The General Mills website mentions the balloons, and the stir one caused in 1947 when something “glowing an angry red” was seen over Minneapolis. Many residents called the University of Minnesota, jamming their phone lines for an hour, asking if there was a flying saucer in the sky or if it was “the beginning of the end of the world.”
“General Mills could not reveal that it had begun working with the U.S. government to develop balloons that could carry as much as 250 pounds of equipment into the upper atmosphere,” the website states. “During unmanned ‘Project Skyhook,’ General Mills developed improved plastic balloons that seemingly scraped the stars at around 100,000 feet.”
“Where our balloons now float will be man’s highway of tomorrow,” Project Skyhook engineer Otto C. Winzen told Popular Science in 1948.
While tracking their balloons, however, even General Mills had seen things even they couldn’t explain.
The company had been unhappy with the Air Force’s treatment of the UFO reports, so they kept their file of unidentified objects to themselves until Air Force Captain Edward J. Ruppelt and Project Grudge promised an unbiased investigation into the phenomena.
“One series of reports was especially good, and they came from a group of people who had had a great deal of experience watching things in the sky,” Ruppelt wrote in his 1956 book The Report on Unidentified Flying Objects, “the people who launch the big skyhook balloons for General Mills, Inc.”
“The Aeronautical Division of General Mills, Inc., of Wheaties and Betty Crocker fame, had launched and tracked every skyhook balloon that had been launched prior to mid 1952,” Ruppelt wrote. “They knew what their balloons looked like under all lighting conditions and they also knew meteorology, aerodynamics, astronomy, and they knew UFO’s. I talked to these people for the better part of a full day, and every time I tried to infer that there might be some natural explanation for the UFO’s I just about found myself in a fresh snowdrift.”
Ruppelt noted that one tracking crew had seen so many UFOs that they were no longer especially interested in them.
“What made these people so sure that UFO’s existed?

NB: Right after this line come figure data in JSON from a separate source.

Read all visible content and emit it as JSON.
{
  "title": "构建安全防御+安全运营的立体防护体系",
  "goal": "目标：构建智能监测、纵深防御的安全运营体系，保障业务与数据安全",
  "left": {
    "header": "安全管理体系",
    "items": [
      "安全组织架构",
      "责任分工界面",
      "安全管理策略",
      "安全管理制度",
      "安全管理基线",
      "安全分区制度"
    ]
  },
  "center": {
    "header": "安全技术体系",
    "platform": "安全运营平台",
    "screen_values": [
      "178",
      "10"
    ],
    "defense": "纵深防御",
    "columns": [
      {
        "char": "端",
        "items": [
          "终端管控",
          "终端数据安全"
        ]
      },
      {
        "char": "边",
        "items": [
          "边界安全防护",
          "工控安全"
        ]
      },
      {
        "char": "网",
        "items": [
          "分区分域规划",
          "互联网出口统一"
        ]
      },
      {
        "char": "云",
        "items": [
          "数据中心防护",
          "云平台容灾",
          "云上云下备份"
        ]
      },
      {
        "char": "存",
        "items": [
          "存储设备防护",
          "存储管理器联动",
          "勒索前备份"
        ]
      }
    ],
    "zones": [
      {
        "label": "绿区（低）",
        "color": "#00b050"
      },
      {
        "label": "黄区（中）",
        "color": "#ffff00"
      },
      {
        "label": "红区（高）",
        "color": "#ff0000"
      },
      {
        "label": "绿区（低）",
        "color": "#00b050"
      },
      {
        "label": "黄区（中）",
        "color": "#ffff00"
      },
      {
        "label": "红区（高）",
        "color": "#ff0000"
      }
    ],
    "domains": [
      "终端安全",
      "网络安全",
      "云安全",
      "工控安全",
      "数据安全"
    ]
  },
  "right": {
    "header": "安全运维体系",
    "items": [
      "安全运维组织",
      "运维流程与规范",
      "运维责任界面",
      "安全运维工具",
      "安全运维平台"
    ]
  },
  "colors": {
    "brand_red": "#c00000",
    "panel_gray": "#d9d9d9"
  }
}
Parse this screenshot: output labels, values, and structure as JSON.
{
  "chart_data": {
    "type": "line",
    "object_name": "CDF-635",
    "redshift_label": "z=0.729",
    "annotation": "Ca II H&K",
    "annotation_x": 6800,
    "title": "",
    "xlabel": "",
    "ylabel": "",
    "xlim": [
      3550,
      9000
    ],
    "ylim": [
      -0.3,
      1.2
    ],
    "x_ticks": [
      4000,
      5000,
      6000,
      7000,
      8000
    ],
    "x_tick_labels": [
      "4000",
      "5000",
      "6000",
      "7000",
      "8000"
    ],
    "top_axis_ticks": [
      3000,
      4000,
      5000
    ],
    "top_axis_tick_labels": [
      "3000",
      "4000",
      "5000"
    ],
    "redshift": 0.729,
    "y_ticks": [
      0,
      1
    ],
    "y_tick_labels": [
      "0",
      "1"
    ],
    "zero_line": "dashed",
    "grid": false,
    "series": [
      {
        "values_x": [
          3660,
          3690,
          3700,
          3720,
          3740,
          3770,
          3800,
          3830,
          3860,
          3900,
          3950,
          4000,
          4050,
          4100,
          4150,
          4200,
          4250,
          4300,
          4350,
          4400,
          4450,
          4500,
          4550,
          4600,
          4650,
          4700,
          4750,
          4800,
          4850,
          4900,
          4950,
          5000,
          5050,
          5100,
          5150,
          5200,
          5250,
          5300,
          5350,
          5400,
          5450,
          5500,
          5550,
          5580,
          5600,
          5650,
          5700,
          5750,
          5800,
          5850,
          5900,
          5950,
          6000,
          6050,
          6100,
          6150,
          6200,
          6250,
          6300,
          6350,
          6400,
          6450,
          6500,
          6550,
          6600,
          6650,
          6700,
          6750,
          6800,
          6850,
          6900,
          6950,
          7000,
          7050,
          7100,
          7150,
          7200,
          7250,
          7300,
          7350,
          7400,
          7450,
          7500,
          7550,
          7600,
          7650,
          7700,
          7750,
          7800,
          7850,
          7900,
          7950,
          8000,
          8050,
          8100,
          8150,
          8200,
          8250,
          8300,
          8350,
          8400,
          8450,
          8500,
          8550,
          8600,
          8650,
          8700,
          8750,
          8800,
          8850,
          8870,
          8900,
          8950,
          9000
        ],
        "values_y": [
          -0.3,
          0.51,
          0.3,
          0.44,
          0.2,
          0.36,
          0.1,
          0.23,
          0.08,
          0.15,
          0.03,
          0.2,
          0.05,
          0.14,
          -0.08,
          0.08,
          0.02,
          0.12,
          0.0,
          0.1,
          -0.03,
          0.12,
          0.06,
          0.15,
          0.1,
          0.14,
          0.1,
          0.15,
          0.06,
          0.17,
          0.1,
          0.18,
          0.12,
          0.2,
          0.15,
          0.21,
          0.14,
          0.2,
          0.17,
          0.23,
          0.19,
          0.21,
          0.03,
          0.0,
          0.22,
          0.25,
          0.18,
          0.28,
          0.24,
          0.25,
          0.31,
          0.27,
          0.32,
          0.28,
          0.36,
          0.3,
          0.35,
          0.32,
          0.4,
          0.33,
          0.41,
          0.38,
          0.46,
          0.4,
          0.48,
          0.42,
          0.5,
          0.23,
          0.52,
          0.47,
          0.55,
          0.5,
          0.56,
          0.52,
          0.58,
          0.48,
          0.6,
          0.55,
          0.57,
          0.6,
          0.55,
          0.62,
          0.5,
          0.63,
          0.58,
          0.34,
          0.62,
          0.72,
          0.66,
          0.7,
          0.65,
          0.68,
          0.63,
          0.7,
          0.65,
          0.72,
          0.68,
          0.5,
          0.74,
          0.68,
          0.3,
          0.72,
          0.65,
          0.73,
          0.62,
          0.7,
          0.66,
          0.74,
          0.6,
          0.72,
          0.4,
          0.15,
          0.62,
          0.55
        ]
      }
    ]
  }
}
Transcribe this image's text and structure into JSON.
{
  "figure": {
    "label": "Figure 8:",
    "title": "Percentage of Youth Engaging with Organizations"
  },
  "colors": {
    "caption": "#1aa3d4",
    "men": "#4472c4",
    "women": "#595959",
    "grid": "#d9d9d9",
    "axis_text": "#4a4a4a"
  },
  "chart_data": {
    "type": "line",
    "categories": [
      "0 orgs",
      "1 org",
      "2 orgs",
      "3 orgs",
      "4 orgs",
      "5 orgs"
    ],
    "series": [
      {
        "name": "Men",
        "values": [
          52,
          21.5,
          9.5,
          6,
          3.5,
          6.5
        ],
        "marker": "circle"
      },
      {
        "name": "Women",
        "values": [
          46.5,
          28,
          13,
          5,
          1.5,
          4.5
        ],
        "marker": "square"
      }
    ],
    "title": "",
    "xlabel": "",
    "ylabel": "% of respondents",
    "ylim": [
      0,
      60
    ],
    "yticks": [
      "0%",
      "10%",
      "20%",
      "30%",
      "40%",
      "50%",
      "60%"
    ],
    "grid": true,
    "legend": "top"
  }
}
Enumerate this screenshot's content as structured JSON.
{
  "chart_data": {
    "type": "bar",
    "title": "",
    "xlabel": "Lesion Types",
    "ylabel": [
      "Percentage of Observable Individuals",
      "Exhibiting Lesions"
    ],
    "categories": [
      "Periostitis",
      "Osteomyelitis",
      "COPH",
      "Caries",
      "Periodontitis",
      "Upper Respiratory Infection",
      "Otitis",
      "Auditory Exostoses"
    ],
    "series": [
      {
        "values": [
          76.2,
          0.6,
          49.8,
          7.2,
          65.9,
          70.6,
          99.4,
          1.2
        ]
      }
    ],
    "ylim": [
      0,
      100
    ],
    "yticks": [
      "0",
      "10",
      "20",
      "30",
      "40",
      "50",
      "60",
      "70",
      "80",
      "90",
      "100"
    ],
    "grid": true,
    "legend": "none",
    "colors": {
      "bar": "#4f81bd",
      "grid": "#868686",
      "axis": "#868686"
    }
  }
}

In the first place, they had seen many of them,” Ruppelt wrote of the General Mills crew. “And the things that they saw couldn’t be explained.”
Door County residents, frustrated with the attempts to rationalize what they had seen, felt the same.
“I don’t know what that thing was,” one witness of the Sturgeon Bay flying saucer told Coral, “but I can tell you it was no balloon or reflection or hallucination, or any of the other explanations.”